← Writing

The data problem is the critical bottleneck

2026-04-29

Ask three robotics executives what constrains their deployments and two will say data before they say models. The third will say models, then pause, and add: "actually, it's still data."

Capgemini's Physical AI report (April 2026) frames it this way:

"The data bottleneck is the key insight — not models, not hardware."

Bessemer Ventures, in their Robotics Predictions 2026, are blunter:

"Fleet learning and sim-to-real are unsolved."

The gap between simulation and physical deployment hasn't closed. Every promising sim result since 2022 has hit the same wall when it runs on a real robot with real contact dynamics.

Why data is the actual bottleneck

A robot learning to manipulate an object needs variation. Different lighting. Different object positions. Different grip strengths. Different surface friction. A human abstracts "grasping" from a dozen examples. A robot needs thousands — and the variation has to cover real-world conditions, not just the lab.

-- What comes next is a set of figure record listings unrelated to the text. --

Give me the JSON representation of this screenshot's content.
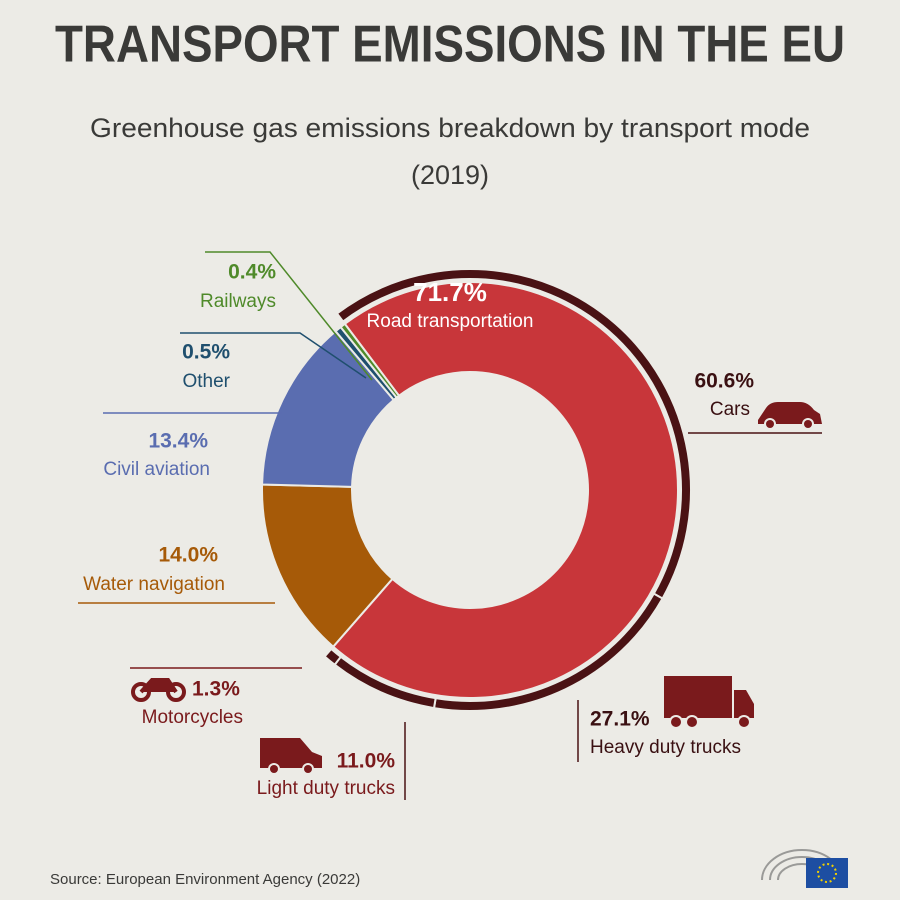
{
  "chart_data": {
    "type": "donut",
    "title": "TRANSPORT EMISSIONS IN THE EU",
    "subtitle": [
      "Greenhouse gas emissions breakdown by transport mode",
      "(2019)"
    ],
    "source": "Source: European Environment Agency (2022)",
    "categories": [
      "Road transportation",
      "Water navigation",
      "Civil aviation",
      "Other",
      "Railways"
    ],
    "values": [
      71.7,
      14.0,
      13.4,
      0.5,
      0.4
    ],
    "value_labels": [
      "71.7%",
      "14.0%",
      "13.4%",
      "0.5%",
      "0.4%"
    ],
    "colors": [
      "#c8363a",
      "#a65a08",
      "#5a6db0",
      "#1f4f6e",
      "#4f8a2a"
    ],
    "breakdown": {
      "categories": [
        "Cars",
        "Heavy duty trucks",
        "Light duty trucks",
        "Motorcycles"
      ],
      "values": [
        60.6,
        27.1,
        11.0,
        1.3
      ],
      "value_labels": [
        "60.6%",
        "27.1%",
        "11.0%",
        "1.3%"
      ],
      "color": "#4a1214"
    }
  }
}
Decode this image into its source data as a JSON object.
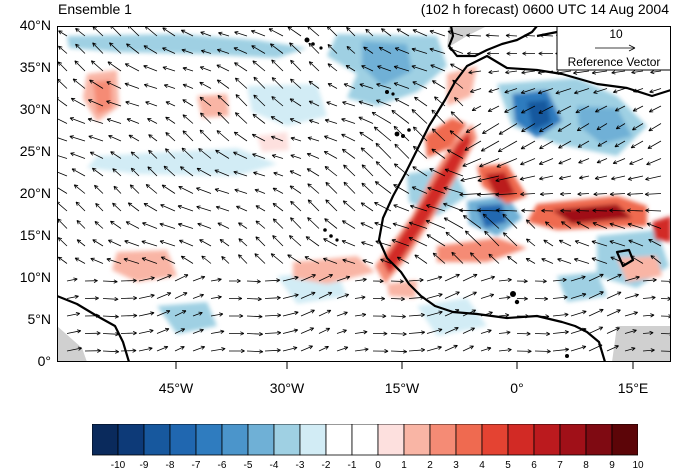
{
  "map": {
    "title_left": "Ensemble 1",
    "title_right": "(102 h forecast) 0600 UTC 14 Aug 2004",
    "lat_labels": [
      "40°N",
      "35°N",
      "30°N",
      "25°N",
      "20°N",
      "15°N",
      "10°N",
      "5°N",
      "0°"
    ],
    "lon_labels": [
      "45°W",
      "30°W",
      "15°W",
      "0°",
      "15°E"
    ],
    "reference_vector": {
      "value": "10",
      "label": "Reference Vector"
    },
    "colorbar": {
      "labels": [
        "-10",
        "-9",
        "-8",
        "-7",
        "-6",
        "-5",
        "-4",
        "-3",
        "-2",
        "-1",
        "0",
        "1",
        "2",
        "3",
        "4",
        "5",
        "6",
        "7",
        "8",
        "9",
        "10"
      ],
      "colors": [
        "#0a2a5c",
        "#0d3a78",
        "#17589e",
        "#2067b0",
        "#2f7cbf",
        "#4b95cb",
        "#6fb0d6",
        "#9fd0e3",
        "#d2ecf5",
        "#ffffff",
        "#ffffff",
        "#fde0de",
        "#f9b5a5",
        "#f58b75",
        "#ef6a50",
        "#e44332",
        "#d22a25",
        "#bb1a1e",
        "#a01018",
        "#7f0a12",
        "#5c0508"
      ]
    },
    "land_color": "#d0d0d0"
  }
}
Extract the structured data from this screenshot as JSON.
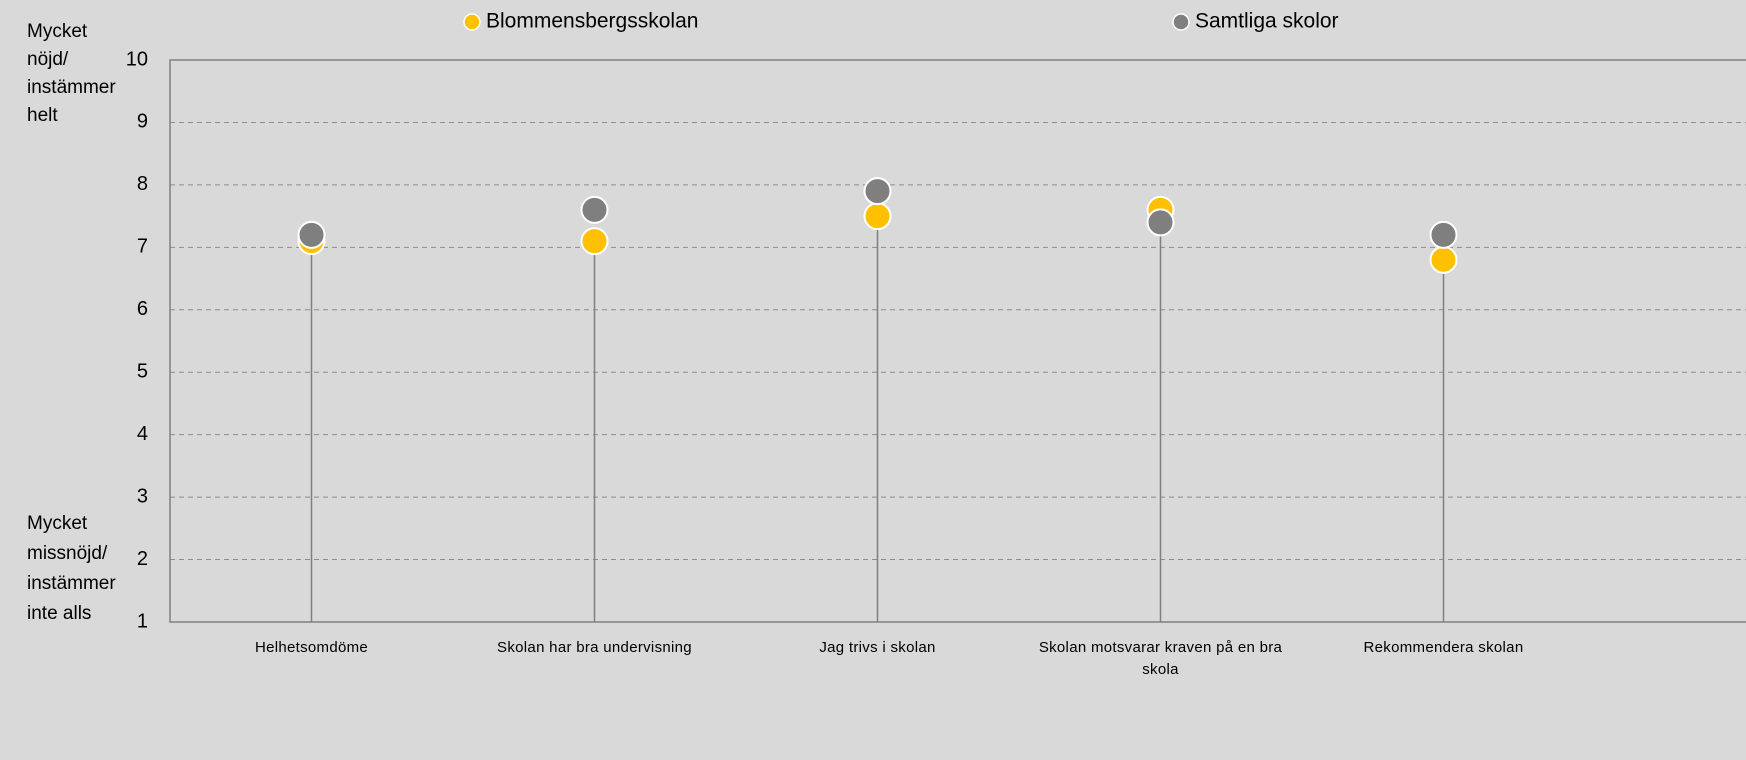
{
  "chart_data": {
    "type": "dot",
    "categories": [
      "Helhetsomdöme",
      "Skolan har bra undervisning",
      "Jag trivs i skolan",
      "Skolan motsvarar kraven på en bra skola",
      "Rekommendera skolan"
    ],
    "series": [
      {
        "name": "Blommensbergsskolan",
        "color": "#ffc000",
        "values": [
          7.1,
          7.1,
          7.5,
          7.6,
          6.8
        ]
      },
      {
        "name": "Samtliga skolor",
        "color": "#7f7f7f",
        "values": [
          7.2,
          7.6,
          7.9,
          7.4,
          7.2
        ]
      }
    ],
    "ylim": [
      1,
      10
    ],
    "yticks": [
      1,
      2,
      3,
      4,
      5,
      6,
      7,
      8,
      9,
      10
    ],
    "grid": true,
    "y_label_top": [
      "Mycket",
      "nöjd/",
      "instämmer",
      "helt"
    ],
    "y_label_bottom": [
      "Mycket",
      "missnöjd/",
      "instämmer",
      "inte alls"
    ]
  }
}
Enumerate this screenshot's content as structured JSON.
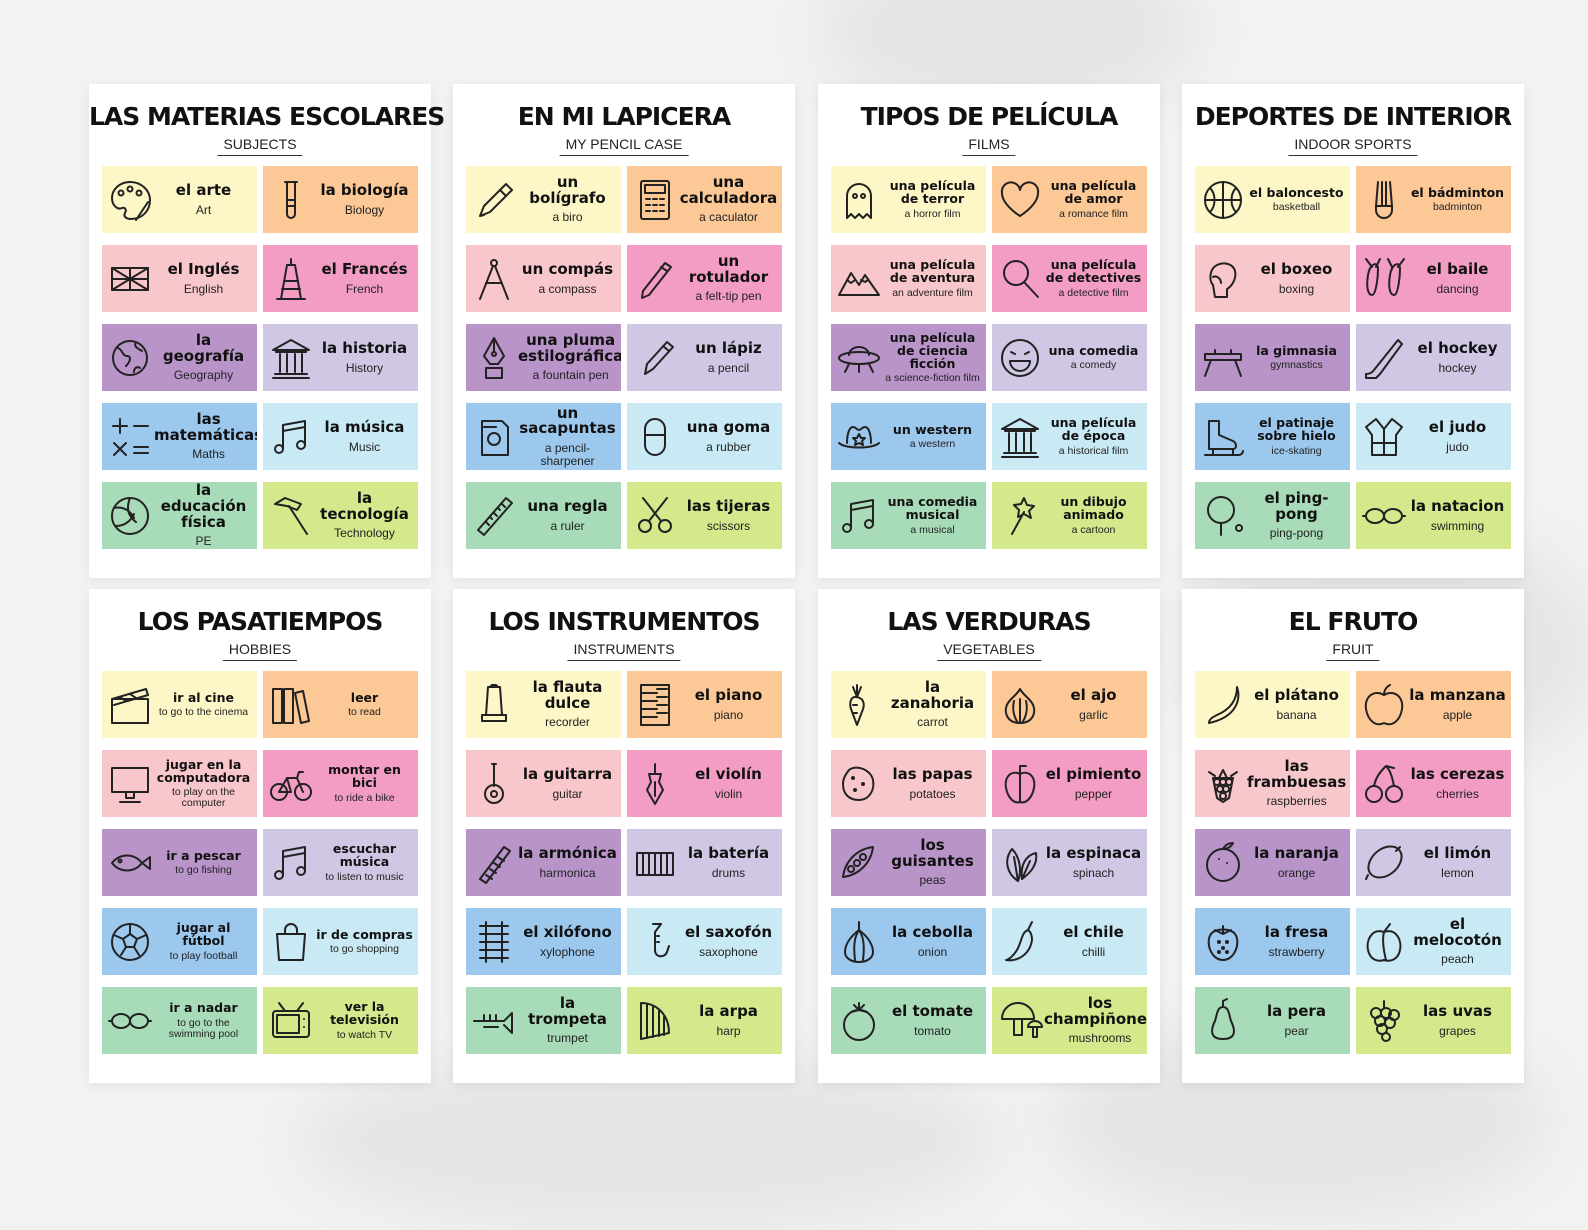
{
  "sheets": [
    {
      "title": "LAS MATERIAS ESCOLARES",
      "subtitle": "SUBJECTS",
      "cards": [
        {
          "es": "el arte",
          "en": "Art",
          "color": "yellow",
          "icon": "palette-icon"
        },
        {
          "es": "la biología",
          "en": "Biology",
          "color": "orange",
          "icon": "test-tube-icon"
        },
        {
          "es": "el Inglés",
          "en": "English",
          "color": "pink",
          "icon": "uk-flag-icon"
        },
        {
          "es": "el Francés",
          "en": "French",
          "color": "magenta",
          "icon": "eiffel-tower-icon"
        },
        {
          "es": "la geografía",
          "en": "Geography",
          "color": "purple",
          "icon": "globe-icon"
        },
        {
          "es": "la historia",
          "en": "History",
          "color": "lilac",
          "icon": "temple-icon"
        },
        {
          "es": "las matemáticas",
          "en": "Maths",
          "color": "blue",
          "icon": "math-symbols-icon"
        },
        {
          "es": "la música",
          "en": "Music",
          "color": "cyan",
          "icon": "music-notes-icon"
        },
        {
          "es": "la educación física",
          "en": "PE",
          "color": "green",
          "icon": "volleyball-icon"
        },
        {
          "es": "la tecnología",
          "en": "Technology",
          "color": "lime",
          "icon": "hammer-icon"
        }
      ]
    },
    {
      "title": "EN MI LAPICERA",
      "subtitle": "MY PENCIL CASE",
      "cards": [
        {
          "es": "un bolígrafo",
          "en": "a biro",
          "color": "yellow",
          "icon": "pen-icon"
        },
        {
          "es": "una calculadora",
          "en": "a caculator",
          "color": "orange",
          "icon": "calculator-icon"
        },
        {
          "es": "un compás",
          "en": "a compass",
          "color": "pink",
          "icon": "compass-icon"
        },
        {
          "es": "un rotulador",
          "en": "a felt-tip pen",
          "color": "magenta",
          "icon": "marker-icon"
        },
        {
          "es": "una pluma estilográfica",
          "en": "a fountain pen",
          "color": "purple",
          "icon": "fountain-pen-icon"
        },
        {
          "es": "un lápiz",
          "en": "a pencil",
          "color": "lilac",
          "icon": "pencil-icon"
        },
        {
          "es": "un sacapuntas",
          "en": "a pencil-sharpener",
          "color": "blue",
          "icon": "sharpener-icon"
        },
        {
          "es": "una goma",
          "en": "a rubber",
          "color": "cyan",
          "icon": "eraser-icon"
        },
        {
          "es": "una regla",
          "en": "a ruler",
          "color": "green",
          "icon": "ruler-icon"
        },
        {
          "es": "las tijeras",
          "en": "scissors",
          "color": "lime",
          "icon": "scissors-icon"
        }
      ]
    },
    {
      "title": "TIPOS DE PELÍCULA",
      "subtitle": "FILMS",
      "cards": [
        {
          "es": "una película de terror",
          "en": "a horror film",
          "color": "yellow",
          "icon": "ghost-icon",
          "small": true
        },
        {
          "es": "una película de amor",
          "en": "a romance film",
          "color": "orange",
          "icon": "heart-icon",
          "small": true
        },
        {
          "es": "una película de aventura",
          "en": "an adventure film",
          "color": "pink",
          "icon": "mountains-icon",
          "small": true
        },
        {
          "es": "una película de detectives",
          "en": "a detective film",
          "color": "magenta",
          "icon": "magnifier-icon",
          "small": true
        },
        {
          "es": "una película de ciencia ficción",
          "en": "a science-fiction film",
          "color": "purple",
          "icon": "ufo-icon",
          "small": true
        },
        {
          "es": "una comedia",
          "en": "a comedy",
          "color": "lilac",
          "icon": "laughing-face-icon",
          "small": true
        },
        {
          "es": "un western",
          "en": "a western",
          "color": "blue",
          "icon": "cowboy-hat-icon",
          "small": true
        },
        {
          "es": "una película de época",
          "en": "a historical film",
          "color": "cyan",
          "icon": "temple-icon",
          "small": true
        },
        {
          "es": "una comedia musical",
          "en": "a musical",
          "color": "green",
          "icon": "music-notes-icon",
          "small": true
        },
        {
          "es": "un dibujo animado",
          "en": "a cartoon",
          "color": "lime",
          "icon": "magic-wand-icon",
          "small": true
        }
      ]
    },
    {
      "title": "DEPORTES DE INTERIOR",
      "subtitle": "INDOOR SPORTS",
      "cards": [
        {
          "es": "el baloncesto",
          "en": "basketball",
          "color": "yellow",
          "icon": "basketball-icon",
          "small": true
        },
        {
          "es": "el bádminton",
          "en": "badminton",
          "color": "orange",
          "icon": "shuttlecock-icon",
          "small": true
        },
        {
          "es": "el boxeo",
          "en": "boxing",
          "color": "pink",
          "icon": "boxing-glove-icon"
        },
        {
          "es": "el baile",
          "en": "dancing",
          "color": "magenta",
          "icon": "ballet-shoes-icon"
        },
        {
          "es": "la gimnasia",
          "en": "gymnastics",
          "color": "purple",
          "icon": "pommel-horse-icon",
          "small": true
        },
        {
          "es": "el hockey",
          "en": "hockey",
          "color": "lilac",
          "icon": "hockey-stick-icon"
        },
        {
          "es": "el patinaje sobre hielo",
          "en": "ice-skating",
          "color": "blue",
          "icon": "ice-skate-icon",
          "small": true
        },
        {
          "es": "el judo",
          "en": "judo",
          "color": "cyan",
          "icon": "judo-gi-icon"
        },
        {
          "es": "el ping-pong",
          "en": "ping-pong",
          "color": "green",
          "icon": "ping-pong-icon"
        },
        {
          "es": "la natacion",
          "en": "swimming",
          "color": "lime",
          "icon": "goggles-icon"
        }
      ]
    },
    {
      "title": "LOS PASATIEMPOS",
      "subtitle": "HOBBIES",
      "cards": [
        {
          "es": "ir al cine",
          "en": "to go to the cinema",
          "color": "yellow",
          "icon": "clapperboard-icon",
          "small": true
        },
        {
          "es": "leer",
          "en": "to read",
          "color": "orange",
          "icon": "books-icon",
          "small": true
        },
        {
          "es": "jugar en la computadora",
          "en": "to play on the computer",
          "color": "pink",
          "icon": "computer-icon",
          "small": true
        },
        {
          "es": "montar en bici",
          "en": "to ride a bike",
          "color": "magenta",
          "icon": "bicycle-icon",
          "small": true
        },
        {
          "es": "ir a pescar",
          "en": "to go fishing",
          "color": "purple",
          "icon": "fish-icon",
          "small": true
        },
        {
          "es": "escuchar música",
          "en": "to listen to music",
          "color": "lilac",
          "icon": "music-notes-icon",
          "small": true
        },
        {
          "es": "jugar al fútbol",
          "en": "to play football",
          "color": "blue",
          "icon": "soccer-ball-icon",
          "small": true
        },
        {
          "es": "ir de compras",
          "en": "to go shopping",
          "color": "cyan",
          "icon": "shopping-bag-icon",
          "small": true
        },
        {
          "es": "ir a nadar",
          "en": "to go to the swimming pool",
          "color": "green",
          "icon": "goggles-icon",
          "small": true
        },
        {
          "es": "ver la televisión",
          "en": "to watch TV",
          "color": "lime",
          "icon": "tv-icon",
          "small": true
        }
      ]
    },
    {
      "title": "LOS INSTRUMENTOS",
      "subtitle": "INSTRUMENTS",
      "cards": [
        {
          "es": "la flauta dulce",
          "en": "recorder",
          "color": "yellow",
          "icon": "recorder-icon"
        },
        {
          "es": "el piano",
          "en": "piano",
          "color": "orange",
          "icon": "piano-icon"
        },
        {
          "es": "la guitarra",
          "en": "guitar",
          "color": "pink",
          "icon": "guitar-icon"
        },
        {
          "es": "el violín",
          "en": "violin",
          "color": "magenta",
          "icon": "violin-icon"
        },
        {
          "es": "la armónica",
          "en": "harmonica",
          "color": "purple",
          "icon": "harmonica-icon"
        },
        {
          "es": "la batería",
          "en": "drums",
          "color": "lilac",
          "icon": "drums-icon"
        },
        {
          "es": "el xilófono",
          "en": "xylophone",
          "color": "blue",
          "icon": "xylophone-icon"
        },
        {
          "es": "el saxofón",
          "en": "saxophone",
          "color": "cyan",
          "icon": "saxophone-icon"
        },
        {
          "es": "la trompeta",
          "en": "trumpet",
          "color": "green",
          "icon": "trumpet-icon"
        },
        {
          "es": "la arpa",
          "en": "harp",
          "color": "lime",
          "icon": "harp-icon"
        }
      ]
    },
    {
      "title": "LAS VERDURAS",
      "subtitle": "VEGETABLES",
      "cards": [
        {
          "es": "la zanahoria",
          "en": "carrot",
          "color": "yellow",
          "icon": "carrot-icon"
        },
        {
          "es": "el ajo",
          "en": "garlic",
          "color": "orange",
          "icon": "garlic-icon"
        },
        {
          "es": "las papas",
          "en": "potatoes",
          "color": "pink",
          "icon": "potato-icon"
        },
        {
          "es": "el pimiento",
          "en": "pepper",
          "color": "magenta",
          "icon": "bell-pepper-icon"
        },
        {
          "es": "los guisantes",
          "en": "peas",
          "color": "purple",
          "icon": "peas-icon"
        },
        {
          "es": "la espinaca",
          "en": "spinach",
          "color": "lilac",
          "icon": "spinach-icon"
        },
        {
          "es": "la cebolla",
          "en": "onion",
          "color": "blue",
          "icon": "onion-icon"
        },
        {
          "es": "el chile",
          "en": "chilli",
          "color": "cyan",
          "icon": "chilli-icon"
        },
        {
          "es": "el tomate",
          "en": "tomato",
          "color": "green",
          "icon": "tomato-icon"
        },
        {
          "es": "los champiñones",
          "en": "mushrooms",
          "color": "lime",
          "icon": "mushroom-icon"
        }
      ]
    },
    {
      "title": "EL FRUTO",
      "subtitle": "FRUIT",
      "cards": [
        {
          "es": "el plátano",
          "en": "banana",
          "color": "yellow",
          "icon": "banana-icon"
        },
        {
          "es": "la manzana",
          "en": "apple",
          "color": "orange",
          "icon": "apple-icon"
        },
        {
          "es": "las frambuesas",
          "en": "raspberries",
          "color": "pink",
          "icon": "raspberry-icon"
        },
        {
          "es": "las cerezas",
          "en": "cherries",
          "color": "magenta",
          "icon": "cherries-icon"
        },
        {
          "es": "la naranja",
          "en": "orange",
          "color": "purple",
          "icon": "orange-fruit-icon"
        },
        {
          "es": "el limón",
          "en": "lemon",
          "color": "lilac",
          "icon": "lemon-icon"
        },
        {
          "es": "la fresa",
          "en": "strawberry",
          "color": "blue",
          "icon": "strawberry-icon"
        },
        {
          "es": "el melocotón",
          "en": "peach",
          "color": "cyan",
          "icon": "peach-icon"
        },
        {
          "es": "la pera",
          "en": "pear",
          "color": "green",
          "icon": "pear-icon"
        },
        {
          "es": "las uvas",
          "en": "grapes",
          "color": "lime",
          "icon": "grapes-icon"
        }
      ]
    }
  ]
}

This is the coverage problem. Training data collected in a single lab with consistent lighting fails in any other environment. Fleet learning attempts to solve this by distributing data collection across many robots in many environments — but then the privacy and competitive moat problem appears. No company shares proprietary robot operation data with a competitor.

The other failure mode is temporal alignment. When a robot fails, was it a perception error? A planning error? An actuation error? Without precise (state, action, outcome) logging at the sensorimotor level, the failure can't be attributed to a specific data gap. You can't fix what you can't diagnose.

BCG's 5-level autonomy framework makes this structural. Most industrial deployments today sit at level 1-2 (teleop and supervised). The jump to level 3+ (conditional autonomy) requires physical interaction data the current model architectures can learn from. Without that data, you stay at level 2 forever.

The companies winning are winning on data infrastructure

Skild AI raised $1.4B. Figure AI raised $680M from OpenAI. These aren't model bets — they're data bets. The training data for a generalist robot foundation model isn't the code or the architecture. It's the physical interaction logs from real deployments at scale.

This is also why the Unitree commoditization story matters. Hardware at $3,000 per humanoid changes who can afford to collect data. The unit economics shift. More robots in the field means more data. More data means better models. Better models means more deployments. The winner in robotics hardware might not be the company with the best robot — it might be the company whose robot generates the most useful training data.

What this means for the experiment loop

The question I'm sitting with: can we run an experiment that meaningfully contributes to the data problem with primitive hardware?

Not by solving fleet learning — we don't have a fleet. But by proving the data pipeline first.

EXP-001 is designed around this: build a teleoperation data collection system that logs (camera_frame, joystick_action) tuples at 30fps with low latency. That's the primitive for imitation learning. It's not fleet learning. But it's the foundation. And the foundation is where engineering effort goes when the problem is real.

The first hypothesis to test: does a policy trained on 20 minutes of teleoperation data generalize across object variations, or does it memorize? That's the core question for imitation learning on cheap hardware. If it memorizes, the data is the problem. If it generalizes, the architecture is the problem. Either way — we learn something.